The army chief in Egypt who ousted President Mohammed Morsi last July has given a clear indication that he would run for Egyptian president. Abdel Fatah al-Sisi said on Saturday he would view a yes vote in the constitutional referendum this week as a mandate for him to run for the presidency.
He said if he were to run for the office it would have to be requested by the people and with a mandate from his army. He said when his fellow Egyptians say something he must obey and he would never turn his back on his country.
The comments from Sisi came just days prior to the referendum on the new constitution that officials along with the local media have portrayed for the most part as an informal example of what direction the country is taking since the overthrow of Morsi.
The timing of the comments by Sisi suggests he would be given strong support for the new constitution. For a number of months, Sisi would not deny nor confirm he would seek the Egyptian presidency.

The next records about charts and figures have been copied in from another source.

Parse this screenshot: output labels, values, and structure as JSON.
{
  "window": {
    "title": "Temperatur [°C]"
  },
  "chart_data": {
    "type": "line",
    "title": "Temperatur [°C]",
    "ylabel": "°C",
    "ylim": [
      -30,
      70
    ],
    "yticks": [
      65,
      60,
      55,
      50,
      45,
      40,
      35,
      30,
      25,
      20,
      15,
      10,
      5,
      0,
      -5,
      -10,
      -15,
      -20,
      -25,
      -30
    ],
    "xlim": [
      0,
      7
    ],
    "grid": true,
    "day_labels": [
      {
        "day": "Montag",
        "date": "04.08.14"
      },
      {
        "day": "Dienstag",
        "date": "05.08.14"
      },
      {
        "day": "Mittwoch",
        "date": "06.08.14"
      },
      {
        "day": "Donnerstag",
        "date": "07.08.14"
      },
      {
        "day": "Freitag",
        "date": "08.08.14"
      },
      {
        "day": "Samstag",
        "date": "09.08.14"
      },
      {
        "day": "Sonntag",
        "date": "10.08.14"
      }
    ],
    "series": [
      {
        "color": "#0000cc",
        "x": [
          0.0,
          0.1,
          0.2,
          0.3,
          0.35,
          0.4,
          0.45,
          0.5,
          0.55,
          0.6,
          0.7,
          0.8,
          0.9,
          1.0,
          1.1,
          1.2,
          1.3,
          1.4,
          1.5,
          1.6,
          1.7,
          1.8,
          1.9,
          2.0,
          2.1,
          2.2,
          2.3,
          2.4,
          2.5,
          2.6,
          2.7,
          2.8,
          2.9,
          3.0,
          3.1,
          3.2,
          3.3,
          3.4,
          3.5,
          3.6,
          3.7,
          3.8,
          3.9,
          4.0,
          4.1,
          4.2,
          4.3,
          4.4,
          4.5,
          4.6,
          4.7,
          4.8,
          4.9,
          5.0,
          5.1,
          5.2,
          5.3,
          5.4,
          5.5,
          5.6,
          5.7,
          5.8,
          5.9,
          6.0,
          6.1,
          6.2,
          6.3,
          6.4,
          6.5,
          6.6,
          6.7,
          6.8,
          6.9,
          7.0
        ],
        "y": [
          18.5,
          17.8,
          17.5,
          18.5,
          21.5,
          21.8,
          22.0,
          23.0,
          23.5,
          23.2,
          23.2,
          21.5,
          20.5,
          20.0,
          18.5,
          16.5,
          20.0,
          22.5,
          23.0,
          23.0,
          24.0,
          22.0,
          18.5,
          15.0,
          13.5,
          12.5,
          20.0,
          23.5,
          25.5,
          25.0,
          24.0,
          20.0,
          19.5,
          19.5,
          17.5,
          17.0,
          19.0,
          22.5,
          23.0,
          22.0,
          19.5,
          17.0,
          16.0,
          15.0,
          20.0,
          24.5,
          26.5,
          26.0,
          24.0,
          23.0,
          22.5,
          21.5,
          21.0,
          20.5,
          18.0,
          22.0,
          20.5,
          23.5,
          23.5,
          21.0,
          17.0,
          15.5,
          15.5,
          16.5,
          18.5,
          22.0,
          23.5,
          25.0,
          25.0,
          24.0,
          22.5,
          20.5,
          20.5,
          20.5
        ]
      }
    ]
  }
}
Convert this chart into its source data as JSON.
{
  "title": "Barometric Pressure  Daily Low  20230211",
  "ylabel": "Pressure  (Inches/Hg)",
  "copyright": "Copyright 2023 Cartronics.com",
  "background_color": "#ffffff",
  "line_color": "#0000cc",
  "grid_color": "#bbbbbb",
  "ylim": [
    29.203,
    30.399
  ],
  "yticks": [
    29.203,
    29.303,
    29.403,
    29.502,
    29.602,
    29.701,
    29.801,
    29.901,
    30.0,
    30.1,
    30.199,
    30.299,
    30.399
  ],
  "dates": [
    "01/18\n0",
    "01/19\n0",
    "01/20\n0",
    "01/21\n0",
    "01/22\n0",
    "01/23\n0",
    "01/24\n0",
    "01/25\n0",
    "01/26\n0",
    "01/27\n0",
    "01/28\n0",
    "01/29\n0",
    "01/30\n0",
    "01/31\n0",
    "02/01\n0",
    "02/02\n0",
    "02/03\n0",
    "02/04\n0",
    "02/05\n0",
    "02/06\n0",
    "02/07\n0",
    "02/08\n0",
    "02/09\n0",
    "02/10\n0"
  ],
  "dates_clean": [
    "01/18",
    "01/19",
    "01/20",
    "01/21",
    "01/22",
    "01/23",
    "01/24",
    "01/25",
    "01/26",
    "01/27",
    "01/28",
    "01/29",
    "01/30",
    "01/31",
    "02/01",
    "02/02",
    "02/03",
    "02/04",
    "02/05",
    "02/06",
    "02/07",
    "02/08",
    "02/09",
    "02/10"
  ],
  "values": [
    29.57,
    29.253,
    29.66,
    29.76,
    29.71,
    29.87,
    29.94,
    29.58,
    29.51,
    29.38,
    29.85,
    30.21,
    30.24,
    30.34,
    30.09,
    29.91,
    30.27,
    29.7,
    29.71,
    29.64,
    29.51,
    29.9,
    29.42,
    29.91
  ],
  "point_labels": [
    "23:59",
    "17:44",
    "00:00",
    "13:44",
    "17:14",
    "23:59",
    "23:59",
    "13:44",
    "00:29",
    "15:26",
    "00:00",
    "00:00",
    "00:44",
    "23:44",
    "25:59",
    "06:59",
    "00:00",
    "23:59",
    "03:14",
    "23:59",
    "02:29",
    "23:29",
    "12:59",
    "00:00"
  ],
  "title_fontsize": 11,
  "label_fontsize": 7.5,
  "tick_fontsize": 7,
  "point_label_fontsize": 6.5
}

The uncertain intentions on his part made it difficult for others to opening declare their presidential ambitions. Few possible candidates are willing to declare open opposition to a man many have praised for his overthrowing of Morsi and who is expected to easily win any election he were to enter.
One former general in Egypt said that if Sisi were to run he likely would be voted in after just one round. Sisi has great popularity and people believe he can unite the country during a tough period that is upcoming.
Across large portions of Egypt, it is clearly visible how much support Sisi has. Banners and posters of him adorn many of the streets in Egypt and supporters of his claim they have millions of signatures requesting he run.
Many of those that protested against Hosni Mubarak back in the start of the Arab Spring in 2011 might now consider a strongman for president as a good step, as they have become exhausted from over three years of turmoil following Mubarak’s fall.